In short, StartExecution will load, compile and execute the JS file given as the second argument. All files are located inside lib/ folder.
The two parts which are of most interest for us are

if (!first_argv.empty() && first_argv != "-") {
  return StartExecution(env, "internal/main/run_main_module");


if (env->options()->force_repl || uv_guess_handle(STDIN_FILENO) == UV_TTY) {
  return StartExecution(env, "internal/main/repl");

The former snippet will execute a source file we passed as argument while the latter one will start the node REPL.

Both lib/internal/main/repl.js and lib/internal/main/run_main_module.js will run a central startup method which is prepareMainThreadExecution in lib/internal/bootstrap/pre_execution.js. prepareMainThreadExecution will perform several setup tasks, but at the end of the function it will also initialize both the CommonJS and the ES module loader.

The Module object in lib/internal/modules/cjs/loader.js is the CommonJS loaders core and initializeCJSLoader will monkey-patch a runMain method into it which will run executeUserEntryPoint in lib/internal/modules/run_main.js.

In case of a CommonJS module (which I will be assume here) Module._load will create a new Module instance and call load on it. Based on the file extension, the appropriate extension function will be used to load the module:

Module._extensions[extension](this, filename);

The *.js extension will read the actual file content and compile it:

const content = fs.readFileSync(filename, 'utf8');
module._compile(content, filename)

At the end, module._compile will call V8's ScriptCompiler::CompileFunctionInContext passing exports, require, module, __filename and __dirname, which corresponds to the node module wrapper. Calling the resulting function executes our code and returns a result:

result = compiledWrapper.call(thisValue, exports, require, module,
                              filename, dirname);

The second component of node which we didn't pay attention to yet is the libuv eventloop.

After we compiled and executed our JavaScript file, the node main instance starts the event loop:

do {
    uv_run(env->event_loop(), UV_RUN_DEFAULT);


    more = uv_loop_alive(env->event_loop());
    if (more && !env->is_stopping()) continue;

    if (!uv_loop_alive(env->event_loop())) {

    // Emit `beforeExit` if the loop became alive either after emitting
    // event, or after running some callbacks.
    more = uv_loop_alive(env->event_loop());
} while (more == true && !env->is_stopping());

This event loop is encapsulated by uv_run() – the end-all function when using libuv.

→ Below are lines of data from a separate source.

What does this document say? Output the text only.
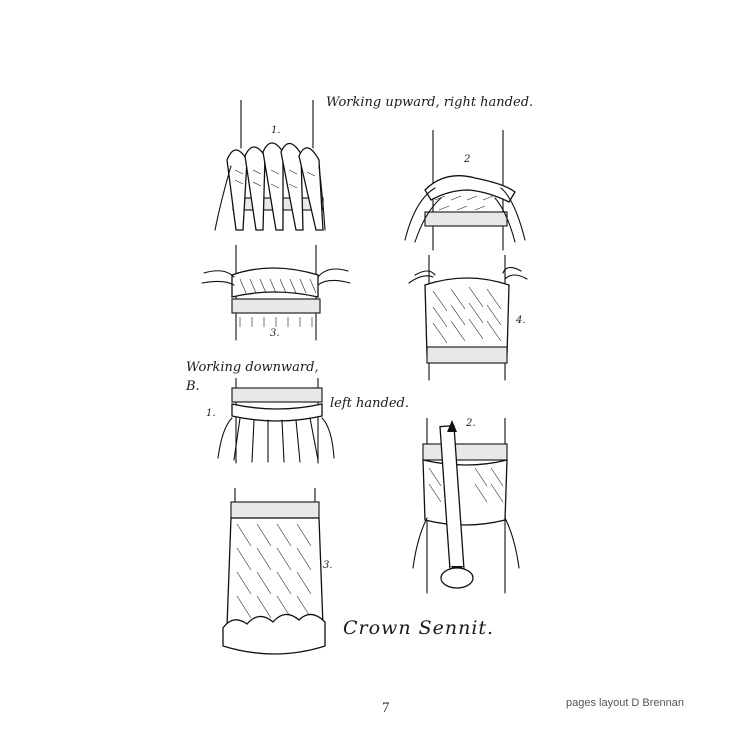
Working upward, right handed.
Working downward,
B.
left handed.
Crown Sennit.
1.
2
3.
4.
1.
2.
3.
7	pages layout D Brennan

The uv_run_mode UV_RUN_DEFAULT will run the event loop until there are no more active and referenced handles or requests.

libuv distincts between handles and requests regarding their lifetime. Long-living objects are referred to as handles, while short-living operations on such handles are identified as requests.

const http = require('http');

const requestHandler = (req, res) => {
  res.write('Hello World!');

const server = http.createServer(requestHandler);


Looking at the example above, the requestHandler function is an example for a libuv request, while the server object which we call listen on is a handle.

As long as we do not stop our HTTP server, libuv will keep on running and processing incoming connections!

That's it for the most part. There are some things I skipped, but overall, this post captures the essential parts of what's going on inside node when we execute a script.

It's pretty interesting to dig around the source to see how it all fits together, there's already another topic on my list of things to find out!